The history of MOP: it arrived in Neah Bay directly from South America with the Spaniards in 1791. It was found by the Makah people the next year when the Spaniards abandoned their fort and left remnants of MOP. It was then grown and consumed by the Makah for nearly 200 years before being recognized in about 1980. Slow Food recognized it in early 2000 by putting it on the Ark of Taste and later made it a Presidium. (a community partnership that brings special products to the table).
This story has been blended into the Slow Food School Garden Initiative making the MOP an ideal product that grabs children’s attention, adding unique depth to their gardening experience. Our board member Philip Lee introduced the MOP to school garden advocates two years ago and it became a big hit. Now there are about twelve schools in the greater Seattle area with MOP in their gardens and its history in – or coming to – their curricula.

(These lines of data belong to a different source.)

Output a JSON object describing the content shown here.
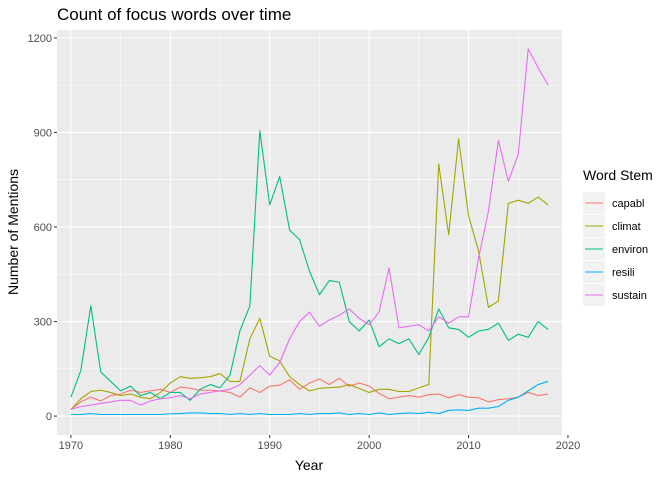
{
  "chart_data": {
    "type": "line",
    "title": "Count of focus words over time",
    "xlabel": "Year",
    "ylabel": "Number of Mentions",
    "xlim": [
      1968.6,
      2019.4
    ],
    "ylim": [
      -60,
      1225
    ],
    "xticks": [
      1970,
      1980,
      1990,
      2000,
      2010,
      2020
    ],
    "yticks": [
      0,
      300,
      600,
      900,
      1200
    ],
    "grid": true,
    "legend": {
      "title": "Word Stem",
      "position": "right"
    },
    "x": [
      1970,
      1971,
      1972,
      1973,
      1974,
      1975,
      1976,
      1977,
      1978,
      1979,
      1980,
      1981,
      1982,
      1983,
      1984,
      1985,
      1986,
      1987,
      1988,
      1989,
      1990,
      1991,
      1992,
      1993,
      1994,
      1995,
      1996,
      1997,
      1998,
      1999,
      2000,
      2001,
      2002,
      2003,
      2004,
      2005,
      2006,
      2007,
      2008,
      2009,
      2010,
      2011,
      2012,
      2013,
      2014,
      2015,
      2016,
      2017,
      2018
    ],
    "series": [
      {
        "name": "capabl",
        "color": "#F8766D",
        "values": [
          22,
          45,
          60,
          48,
          65,
          70,
          82,
          75,
          80,
          85,
          75,
          92,
          88,
          82,
          82,
          80,
          75,
          60,
          90,
          75,
          95,
          98,
          115,
          85,
          105,
          118,
          100,
          120,
          95,
          105,
          95,
          72,
          55,
          60,
          65,
          60,
          68,
          70,
          58,
          68,
          60,
          58,
          45,
          52,
          55,
          60,
          75,
          65,
          70
        ]
      },
      {
        "name": "climat",
        "color": "#A3A500",
        "values": [
          20,
          55,
          78,
          82,
          75,
          65,
          70,
          60,
          55,
          75,
          105,
          125,
          120,
          122,
          125,
          135,
          110,
          110,
          245,
          310,
          190,
          175,
          125,
          100,
          80,
          88,
          90,
          92,
          100,
          88,
          75,
          85,
          85,
          78,
          78,
          90,
          100,
          800,
          575,
          880,
          635,
          525,
          345,
          365,
          675,
          685,
          675,
          695,
          670
        ]
      },
      {
        "name": "environ",
        "color": "#00BF7D",
        "values": [
          60,
          145,
          350,
          140,
          110,
          80,
          95,
          65,
          75,
          55,
          75,
          75,
          50,
          85,
          100,
          90,
          130,
          270,
          350,
          905,
          670,
          760,
          590,
          560,
          460,
          385,
          430,
          425,
          300,
          270,
          305,
          220,
          245,
          230,
          245,
          195,
          250,
          340,
          280,
          275,
          250,
          270,
          275,
          295,
          240,
          260,
          250,
          300,
          275
        ]
      },
      {
        "name": "resili",
        "color": "#00B0F6",
        "values": [
          5,
          5,
          8,
          5,
          5,
          5,
          5,
          5,
          5,
          5,
          7,
          8,
          10,
          10,
          8,
          8,
          5,
          8,
          5,
          8,
          5,
          5,
          5,
          8,
          5,
          8,
          8,
          10,
          5,
          8,
          5,
          10,
          5,
          8,
          10,
          8,
          12,
          8,
          18,
          20,
          18,
          25,
          25,
          30,
          50,
          60,
          80,
          100,
          110
        ]
      },
      {
        "name": "sustain",
        "color": "#E76BF3",
        "values": [
          22,
          30,
          35,
          40,
          45,
          50,
          50,
          35,
          48,
          55,
          58,
          65,
          55,
          70,
          75,
          80,
          85,
          100,
          130,
          160,
          130,
          170,
          245,
          300,
          330,
          285,
          305,
          320,
          340,
          310,
          290,
          330,
          470,
          280,
          285,
          290,
          270,
          315,
          295,
          315,
          315,
          500,
          650,
          875,
          745,
          830,
          1165,
          1105,
          1050
        ]
      }
    ]
  }
}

This year, based on the enthusiasm generated by Philip’s efforts, Gerry Warren, the Presidium coordinator, contacted Andrew Nowak, the director of SFUSA’s national School Garden program in Denver, to connect him with Pure Potato, our seed growing partner in the Presidium. Andrew and his crew have sent MOP seed and literature to more than 60 school garden programs around the nation. This program will undoubtedly grow and perhaps even foster discussion and interest in MOP at the students’ family tables. This approach will certainly help with the Presidium objective of getting MOPs enjoyed at more tables.